Decals: legal zones, blend modes, and typography limits
Decal boards list legal projection zones per slot with UV‑safe shapes, blend modes (Albedo, Albedo+Normal Emboss, Emissive), and wear logic (inherits base wear vs. separate damage mask). Include font policy (families, min size at gameplay camera, outline buffer) and localization rules (character sets supported). Name assets with content and location: Decal_Shoulder_SigilAlpha_Albedo, Decal_Chest_Nameplate_Emissive, Decal_Helm_Serial_NormalEmboss.
Budget tables and caps (so nobody has to ask)
Create a one‑page cap table per character:
- Head: Tri 12–18k / 1 mat, Hair: Tri 8–14k / 1 masked mat, Chest: Tri 10–20k / ≤2 mats, Cape: 1 masked mat, Decals: Shared 1–2k sheet
- Textures: Soft Kit Atlas 2k, Hard Kit Atlas 2k, Hair 1k, Decals 1k, Palettes: LUT + 2 masks (512–1k) These numbers are illustrative; replace with project targets and call out platform tiers if you have them.

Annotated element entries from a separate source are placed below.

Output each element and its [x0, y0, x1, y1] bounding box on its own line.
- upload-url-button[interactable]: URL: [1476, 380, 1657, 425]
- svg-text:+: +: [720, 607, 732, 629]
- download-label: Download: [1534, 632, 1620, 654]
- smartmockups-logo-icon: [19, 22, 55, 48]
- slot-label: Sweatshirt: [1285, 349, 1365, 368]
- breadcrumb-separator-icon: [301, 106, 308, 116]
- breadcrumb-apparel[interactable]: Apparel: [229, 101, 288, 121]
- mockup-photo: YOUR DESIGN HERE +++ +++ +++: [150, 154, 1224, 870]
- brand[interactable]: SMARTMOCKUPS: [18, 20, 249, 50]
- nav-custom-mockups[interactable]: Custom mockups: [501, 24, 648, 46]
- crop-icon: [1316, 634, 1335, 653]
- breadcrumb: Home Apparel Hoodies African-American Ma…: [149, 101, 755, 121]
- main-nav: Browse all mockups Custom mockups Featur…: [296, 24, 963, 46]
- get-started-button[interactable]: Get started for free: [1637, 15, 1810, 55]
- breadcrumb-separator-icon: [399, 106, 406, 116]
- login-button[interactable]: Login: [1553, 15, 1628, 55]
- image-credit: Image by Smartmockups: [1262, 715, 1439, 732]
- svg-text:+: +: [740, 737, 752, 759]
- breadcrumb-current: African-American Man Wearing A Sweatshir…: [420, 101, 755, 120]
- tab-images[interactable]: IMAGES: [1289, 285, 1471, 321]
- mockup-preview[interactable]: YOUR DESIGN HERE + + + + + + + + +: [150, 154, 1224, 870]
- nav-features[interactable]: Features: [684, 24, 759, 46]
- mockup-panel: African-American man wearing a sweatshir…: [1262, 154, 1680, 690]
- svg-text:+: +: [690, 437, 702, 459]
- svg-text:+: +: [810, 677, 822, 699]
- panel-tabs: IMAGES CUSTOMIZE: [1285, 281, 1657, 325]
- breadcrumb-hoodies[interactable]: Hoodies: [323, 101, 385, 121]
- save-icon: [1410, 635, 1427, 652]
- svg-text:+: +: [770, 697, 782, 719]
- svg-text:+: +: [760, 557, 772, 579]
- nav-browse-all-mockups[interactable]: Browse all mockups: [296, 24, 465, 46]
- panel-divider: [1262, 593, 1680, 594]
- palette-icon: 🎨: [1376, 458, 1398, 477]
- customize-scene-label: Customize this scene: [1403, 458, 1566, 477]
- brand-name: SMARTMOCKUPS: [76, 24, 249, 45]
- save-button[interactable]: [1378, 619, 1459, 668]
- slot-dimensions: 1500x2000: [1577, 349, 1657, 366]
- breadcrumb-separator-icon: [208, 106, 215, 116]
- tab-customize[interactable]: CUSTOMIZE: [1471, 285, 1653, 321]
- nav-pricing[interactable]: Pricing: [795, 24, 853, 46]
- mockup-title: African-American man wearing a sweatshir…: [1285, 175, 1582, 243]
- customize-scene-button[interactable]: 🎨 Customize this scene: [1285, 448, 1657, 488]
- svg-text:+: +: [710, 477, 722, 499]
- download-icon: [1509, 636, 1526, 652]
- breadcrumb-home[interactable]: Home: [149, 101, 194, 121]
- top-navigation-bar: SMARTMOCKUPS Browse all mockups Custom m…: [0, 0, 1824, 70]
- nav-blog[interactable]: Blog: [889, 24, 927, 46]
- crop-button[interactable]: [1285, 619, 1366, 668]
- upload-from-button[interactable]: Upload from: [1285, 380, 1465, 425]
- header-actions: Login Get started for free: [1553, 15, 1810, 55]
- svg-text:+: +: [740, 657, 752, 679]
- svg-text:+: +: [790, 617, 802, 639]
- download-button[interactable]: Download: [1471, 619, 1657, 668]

Readme that behaves like a contract
The readme should be short and executable—a contract anyone can follow. Use three sections:
- Rules (compatibility, auto‑swaps, disallows)
- Costs (material caps, texture pages, LOD fallbacks)
- States (camera ladder, pose pack references, beat flow) If a later board disagrees with the readme, change the readme and bump the revision.
Cross‑team mapping: rig, UI, design, and QA
- Rig: list socket names and rotation envelopes that your silhouettes rely on; include jaw/neck pitch/yaw arcs when headgear is tight.
- UI: provide paper‑doll mockups with slot names matching your taxonomy; label disabled states with player‑friendly copy (“Hood disables Long Hair. Auto‑swap to Tied?”).
- Design: annotate how palettes and decals affect class/faction reads; provide unlock tiers and rarity language if relevant.
- QA: include a pose pack list (idle, sprint, crouch, climb, sit) and expected outcomes (“Skirt clears knee armor via side slit”).
Searchability and tags
Add a tag block to each board and inside PSD metadata: #Slot:Hair #Fit:Std #Vol:Shoulder #Hood:Autoswap #Faction:Ivy #Palette:P00 #LOD:0 #Decal:None. Downstream tools can parse these to build catalogs and auto‑generate store tiles.
Common pitfalls (and how names prevent them)
- Ambiguous variants (“Vest A green vs. Vest A winter”): enforce Style + Colorway tags.
- Incompatibility drift (rules change but names don’t): bump Rev and the matrix together.
- Folder roulette (multiple “final” folders): one canonical 01_CONCEPT with revisions; never duplicate.
- Invisible rules (hair auto‑swap exists only in someone’s head): encode it in the name (Hair_Long_Autoswap_Tied_HoodUp) and the readme.
Minimal viable handoff (MVH) checklist
Before you ship a set, ensure the MVH includes:
- Cover & Readme with scope, owners, rules, costs, states
- Slot Map orthos with outlines and halos
- Compatibility Matrix with named swaps
- Budget Table and per‑slot Budget Boxes
- Palette LUT + Masks with value rails
- Decal Legal Zones with blend modes and typographic limits
- Camera Ladder with feature persistence marks
- Change Log updated to the day
Closing: names are interfaces
Think of every name and label as an interface contract between your intent and someone else’s toolchain. When your documentation is compact, parseable, and visibly tied to the art, downstream teams can act without clarification pings, and your modular systems—heads, hair, outfits, palettes, decals—scale cleanly across feature sets, platforms, and seasons. Design the information as deliberately as you design the silhouette, and your work will ship faster, safer, and with fewer surprises.